On loan at West Brom last season he scored 17 times, but Chelsea sent him out again because Jose Mourinho thought him unpolished. Well, by the week he’s acquiring sheen. Martinez says: “He’s been a real pleasure, he can be one of the world’s best.” On YouTube, watch Lukaku’s solo goal in Belgium’s recent defeat of Croatia: this juggernaut is starting to flatten defences at top levels the way he did in Holland as a teenager.

“I was keen to go on loan,” he says. “At the start [of the season] I thought I might get a few chances [at Chelsea] but in my mind was that the best thing was to play again and confirm the good work I’d done at West Brom.” He chose Everton from “a lot ... a lot” of clubs in England and abroad who made loan offers. “I think this was the best choice because, after the top six, Everton is the best team in the league.” he says.

Rejoining West Brom, who wanted him back, would have been easier but “you have to challenge yourself and I had to challenge myself to play in a team that has most of the possession of the ball. I had to improve my movement, my skills, my determination — because in difficult games I might have to be decisive in the last minute.” He talks of having to “earn my spot week-in week- out,” treating every training session “like it’s my last” and feeling, with Nikica Jelavic and Arouna Kone challenging for starts, he has “to deliver” or “I’m out”. This is a self-aware young man who featured in a year-long television documentary about his schooldays. “I want to get up there as quickly as possible and I want to stay there as long as possible. Be one of the best as quickly as possible and then maintain it for the rest of my career.”

That’s why he doesn’t mind nights in. Bling-free and dressed down, he says the trappings don’t fixate him. “You know, the better it gets the bigger it gets. You understand my thought process? The better [a career] gets, the more money, the bigger house, the bigger car you get and blah blah blah. But that is not my main ambition. Winning games. Scoring goals at the weekend. That’s my thing.

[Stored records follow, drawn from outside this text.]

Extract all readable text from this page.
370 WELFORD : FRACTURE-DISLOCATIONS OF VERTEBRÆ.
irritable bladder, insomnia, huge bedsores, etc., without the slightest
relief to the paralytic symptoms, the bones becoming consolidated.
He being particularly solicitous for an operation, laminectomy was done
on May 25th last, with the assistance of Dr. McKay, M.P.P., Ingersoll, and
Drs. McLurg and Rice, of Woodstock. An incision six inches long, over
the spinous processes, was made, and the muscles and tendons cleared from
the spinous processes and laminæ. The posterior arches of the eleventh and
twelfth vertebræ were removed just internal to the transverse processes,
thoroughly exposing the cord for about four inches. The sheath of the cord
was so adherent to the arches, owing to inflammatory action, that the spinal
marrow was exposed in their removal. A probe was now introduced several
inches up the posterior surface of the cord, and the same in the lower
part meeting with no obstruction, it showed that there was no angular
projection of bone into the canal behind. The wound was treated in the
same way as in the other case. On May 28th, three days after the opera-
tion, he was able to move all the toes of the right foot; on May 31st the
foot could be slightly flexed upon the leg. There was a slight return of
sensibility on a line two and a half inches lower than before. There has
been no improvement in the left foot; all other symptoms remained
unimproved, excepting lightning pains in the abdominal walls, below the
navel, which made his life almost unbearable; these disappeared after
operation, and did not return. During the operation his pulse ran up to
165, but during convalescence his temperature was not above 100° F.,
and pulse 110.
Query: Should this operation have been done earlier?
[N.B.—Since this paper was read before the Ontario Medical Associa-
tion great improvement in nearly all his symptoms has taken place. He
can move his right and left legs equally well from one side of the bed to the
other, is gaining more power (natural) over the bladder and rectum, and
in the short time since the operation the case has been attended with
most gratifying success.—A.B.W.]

“The rest comes along with it. My goal was to play football, make my parents proud, first, then provide for my family. With those two things I’ve succeeded already. Now it’s up to me to focus on my career.”

As the competition prize for Belgium fans, he and compatriot Simon Mignolet played table football with them in a pub. He left Mignolet to serve the drinks - for religious reasons, he won’t touch alcohol. But he’s not a total goody-goody. Everton’s press officer presents him with a new set of computer game controls. He smashed up the last set playing Fifa 14 with Kevin Mirallas. “My goalkeeper did an error in the last minute of extra-time and that did it,” laughs our not-always-gentle giant.

A long talk with Mirallas - and input from Marouane Fellaini - convinced him to pick Everton. He clicks, off and on the pitch, with Ross Barkley,another starlet. He likes the blend of youngsters and pros.

How high can Everton aim?

“Listen, it’s November. This is my third year in England and I’ve learnt that December, January and February, that’s when the race starts. Then March to May, that’s the finish line.

“From early March, that’s when we’ll know what Everton are challenging for. Is it Champions League? Top four? Or Europa League? But not under, because our team’s too good.

“If we’re still doing what we’re doing now, then we’re challenging for the top four. Because you have to be ambitious: we have a great squad, a great team, a great manager, who is ambitious too.

“But it’s November. Let’s keep going. Then from March if we’re in the same position, then you have to challenge for the biggest thing ever.”